BACA: And it’s a piece actually that the Smithsonian has in the Latino treasures, it’s part of a triptych and it was about women’s identity that I produced in 1974. And I was looking at what Chicanas, Latinas, at this particular time in the 1970s had as choices, and I – this piece is called “The Three Marys,” “Tres Marias.” And it was looking at the notion of having to be a mother or, you know, rejecting all that and becoming a whore and, you know, that was the alternate choice, or becoming a housewife, you know, sort of like the three Marys, the Virgin Mother, you know, the three classic Marys. And I produced myself as the “Pachuca.” Actually, it isn’t really me from that period because I – my mother would have never allowed me to shave my eyebrows, rat my hair up six inches on my head and to put raccoon eyes on. But she was a character, and a fascinating character with a kind of mask from the 1940s and the early ‘50s. This look, the look of the woman who was fierce and exotic and, in fact, highly sexualized and scary, you know, kind of a little bit scary. She created a mask for herself to deal with the outside world. And so I donned the character and I became the character, and she became one of the three Marys in the triptych. The third Mary in my image, one was a cholla, a kind of a 1970s character, and one was the pachucha from the 1950s, in the middle was the mirror. So in other words, you could add the third version and you could be something entirely different.
CAVANAUGH: Ah, you can progress that way.
BACA: Exactly. Right.
CAVANAUGH: Now, also, as part of what’s being shown at Mesa College Art Gallery, of your work, Judith Baca, we talked about the restoration that’s underway for the “Great Wall”…
CAVANAUGH: …in Los Angeles.
CAVANAUGH: And there’s also design efforts for – to add to that area with a green bridge and with an interpretive center and I believe that some of the designs for those projects are also on view at the art gallery at Mesa College. Tell us a little about that.

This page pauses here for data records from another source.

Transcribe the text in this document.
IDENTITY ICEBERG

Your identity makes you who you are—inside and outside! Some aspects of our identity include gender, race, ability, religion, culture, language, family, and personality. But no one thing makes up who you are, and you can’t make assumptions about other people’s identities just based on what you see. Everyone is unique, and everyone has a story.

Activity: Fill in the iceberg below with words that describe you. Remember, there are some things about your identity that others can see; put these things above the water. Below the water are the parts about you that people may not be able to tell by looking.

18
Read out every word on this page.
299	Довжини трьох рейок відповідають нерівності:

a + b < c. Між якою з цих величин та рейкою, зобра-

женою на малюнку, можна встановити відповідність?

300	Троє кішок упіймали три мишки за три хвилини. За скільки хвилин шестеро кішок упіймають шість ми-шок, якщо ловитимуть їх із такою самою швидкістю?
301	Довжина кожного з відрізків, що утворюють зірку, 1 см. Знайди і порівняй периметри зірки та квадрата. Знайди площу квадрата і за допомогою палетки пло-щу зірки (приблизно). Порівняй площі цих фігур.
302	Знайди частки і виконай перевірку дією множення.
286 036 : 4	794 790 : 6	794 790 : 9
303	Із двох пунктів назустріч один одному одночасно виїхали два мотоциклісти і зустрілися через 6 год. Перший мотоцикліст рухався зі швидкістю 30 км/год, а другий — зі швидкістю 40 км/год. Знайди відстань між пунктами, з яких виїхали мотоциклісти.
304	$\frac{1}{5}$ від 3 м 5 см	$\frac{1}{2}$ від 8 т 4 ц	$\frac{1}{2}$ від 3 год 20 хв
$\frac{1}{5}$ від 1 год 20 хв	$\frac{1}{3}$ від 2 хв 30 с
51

BACA: Well, the green bridge is a wonderful thing because actually for the first time in this mural now that is 35 years old has – we’re making the connection between the people and the river. We painted in the concreted river. The river of Los Angeles was concreted throughout all of the city in the 1920s in the largest public works project in the history of America in which our rivers were controlled and tamed. And, of course, the outcome was a very negative one in many ways. We divided communities, we stopped the water from flowing to the aquifer. We polluted our bay. We made a critical mistake in, I think, in the control of this river in this way. So the “Great Wall” is like the tattoo on the scar where the river once ran. And we were trying to heal that scar and how we were doing it was by bringing back the stories of the people and now we’re actually bringing back the stories of the river because the river and the people are connected because the land and the people are connected. And it’s something we need to know more than ever. Our bridge is going to be the first total photovolactic (sic) green bridge in America. It will be an interpretive site. It will be composed of semititious (sic) material but also the refuse from the river, so our rails will be the shopping carts that float down the river, the broken glass from the river, rubber balls, plastic bottles, the things that are polluting our bay.
CAVANAUGH: That’s a marvelous project. And we have just about – We have so little time. I think I really do have to end it there because that was a wonderful rendition of how to bring back – how to bring back an area from decay. And I want to thank you so much for being my guest and speaking with us today.
BACA: Thank you so much for having me. I enjoyed it.
CAVANAUGH: And I want to let everyone know that Judith Baca’s exhibition at the art gallery at San Diego Mesa College is called Public Art/Private Works. It’s on display at the college art gallery through November 12th. And tonight there’s an opening reception at 4:30 and an artist lecture at 7:00 p.m. You’ve been listening to These Days on KPBS.